Одиннадцатого декабря мы случайно (и от этого особенно приятно) взяли штаб. Разведдозор — Лунарь с тремя на «виллисе» — вернулся в четыре часа дня и доложил, что впереди, в километре, стоит усадьба, вокруг неё десятка полтора машин, ходят офицеры, и на въезде шлагбаум с двумя часовыми.
— Флаги есть?
— Есть! Два. И антенны на крыше, товарищ капитан, штуки четыре.
Четыре антенны — это не рота и не батальон.
— Сколько охраны?
— Видел человек двадцать. Плюс шофёры. Манатки пакуют.
Я посмотрел на часы. Полк подойдёт часа через три, но через те же три часа враги уедут.
— Гацоев, Мятлев, Колька — ко мне.
Сложившийся за четыре минуты план был простым и наглым.
— Идём на машинах. По дороге, открыто, как есть. У нас два немецких грузовика, у меня трофейная шинель, у Лунаря их же пилотка. Никто не будет разглядывать, кто едет, потому что все три дня по этой дороге ездят все подряд.
— А шлагбаум? — спросил Мятлев.
— А перед шлагбаумом мы не тормозим.
— Совсем?
— Совсем.
Мятлев подумал.
— Понял, — сказал он.
Поехали в пять, в сумерках, что было очень кстати. Я сидел в кабине первого грузовика в трофейной шинели и с трофейной фуражкой на коленях, а машину вёл Кабанов, который на немца не походил вообще ничем, но сумерки скрывали этот его недостаток.
Триста метров.

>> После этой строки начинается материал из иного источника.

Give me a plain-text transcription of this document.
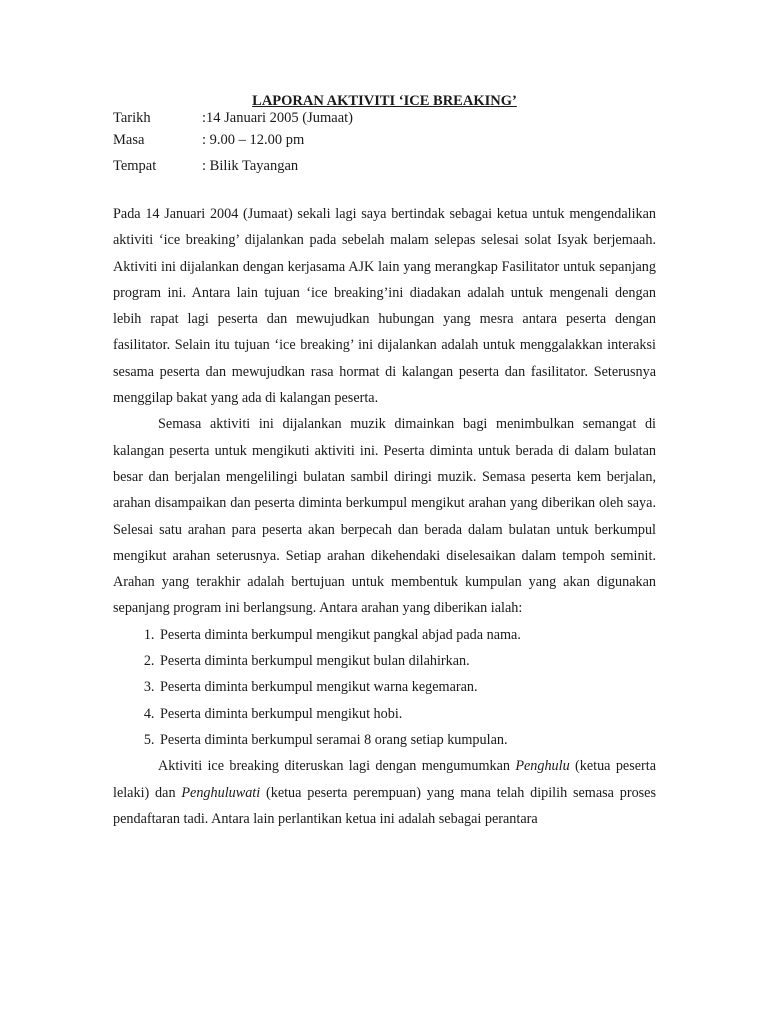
LAPORAN AKTIVITI ‘ICE BREAKING’
Tarikh	:14 Januari 2005 (Jumaat)
Masa	: 9.00 – 12.00 pm
Tempat	: Bilik Tayangan

Pada 14 Januari 2004 (Jumaat) sekali lagi saya bertindak sebagai ketua untuk mengendalikan aktiviti ‘ice breaking’ dijalankan pada sebelah malam selepas selesai solat Isyak berjemaah. Aktiviti ini dijalankan dengan kerjasama AJK lain yang merangkap Fasilitator untuk sepanjang program ini. Antara lain tujuan ‘ice breaking’ini diadakan adalah untuk mengenali dengan lebih rapat lagi peserta dan mewujudkan hubungan yang mesra antara peserta dengan fasilitator. Selain itu tujuan ‘ice breaking’ ini dijalankan adalah untuk menggalakkan interaksi sesama peserta dan mewujudkan rasa hormat di kalangan peserta dan fasilitator. Seterusnya menggilap bakat yang ada di kalangan peserta.

Semasa aktiviti ini dijalankan muzik dimainkan bagi menimbulkan semangat di kalangan peserta untuk mengikuti aktiviti ini. Peserta diminta untuk berada di dalam bulatan besar dan berjalan mengelilingi bulatan sambil diringi muzik. Semasa peserta kem berjalan, arahan disampaikan dan peserta diminta berkumpul mengikut arahan yang diberikan oleh saya. Selesai satu arahan para peserta akan berpecah dan berada dalam bulatan untuk berkumpul mengikut arahan seterusnya. Setiap arahan dikehendaki diselesaikan dalam tempoh seminit. Arahan yang terakhir adalah bertujuan untuk membentuk kumpulan yang akan digunakan sepanjang program ini berlangsung. Antara arahan yang diberikan ialah:

1. Peserta diminta berkumpul mengikut pangkal abjad pada nama.
2. Peserta diminta berkumpul mengikut bulan dilahirkan.
3. Peserta diminta berkumpul mengikut warna kegemaran.
4. Peserta diminta berkumpul mengikut hobi.
5. Peserta diminta berkumpul seramai 8 orang setiap kumpulan.

Aktiviti ice breaking diteruskan lagi dengan mengumumkan Penghulu (ketua peserta lelaki) dan Penghuluwati (ketua peserta perempuan) yang mana telah dipilih semasa proses pendaftaran tadi. Antara lain perlantikan ketua ini adalah sebagai perantara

Двести.
Часовой у шлагбаума поднял руку.
— Не тормози, — сказал я.
— Так он же…
— Не тормози, Кабанов. Прибавь.
Кабанов прибавил. Часовой понял поздно — шага за четыре — но успел только отскочить, а шлагбаум мы снесли вместе со стойкой. Деревяшка улетела куда-то вбок.
Дальше стало быстро.
Второй часовой начал разворачивать винтовку, и его снял Лунарь из кузова, на ходу, а мы влетели во двор усадьбы, где стояли машины и где было полно народу.
— Всем из кузова!!!
Двадцать шесть человек ссыпались во двор в четыре секунды. Немцы во дворе еще секунд пять не понимали кто это к ним приехал, и эти пять секунд решили всё: шофёры сидели по кабинам, охрана толклась у крыльца без оружия в руках, а те, кто с оружием, стояли не там, где нужно.
Я отработал по крыльцу и снял двоих на ступенях. Гацоев со своими сразу ушёл влево, к флигелю, откуда могли выскочить, и правильно сделал — оттуда и выскочили, и «гацоевцы» их встретили.
Мятлев брал машины: подходил к кабине, открывал дверь и вытаскивал шофёра за шиворот, и трое из четверых даже не сопротивлялись, потому что у шофёров в руках баранка, а не автомат.
Шабанов с Кабановым вынесли парадную дверь. Я вошёл третьим.
В доме была лестница, на лестнице стоял немецкий обер-лейтенант с пистолетом, он выстрелил в меня и промахнулся, и я его снял очередью снизу вверх.
Дальше был коридор. За первой дверью оказалась столовая, и в столовой был накрыт стол. Скатерть. Фарфор. Свечи в подсвечниках. Гусь, разрезанный наполовину, вино в графине, хлеб в корзинке. И девять человек в мундирах, которые ещё три секунды назад сидели за этим столом, а теперь стояли кто где, с салфетками за воротниками.
Один тянулся к кобуре. Я его снял, а остальные восемь подняли руки очень быстро, и один даже так и не вынул салфетку.
— Сидеть, — скомандовал я по-русски.
Они поняли и сели. Шабанов вошёл следом, оглядел стол, гуся, свечи и восьмерых немцев с поднятыми руками и произнёс с огромным чувством:
— Ни хера себе они тут жируют!
Штаб оказался корпусной тыловой. Не мечта, но полезного в нем оказалось навалом. Взяли восемь офицеров, три радиостанции, сейф с документами, четырнадцать машин и, что важнее всего для роты, продовольственный склад, который эти же тыловики сюда завезли для себя.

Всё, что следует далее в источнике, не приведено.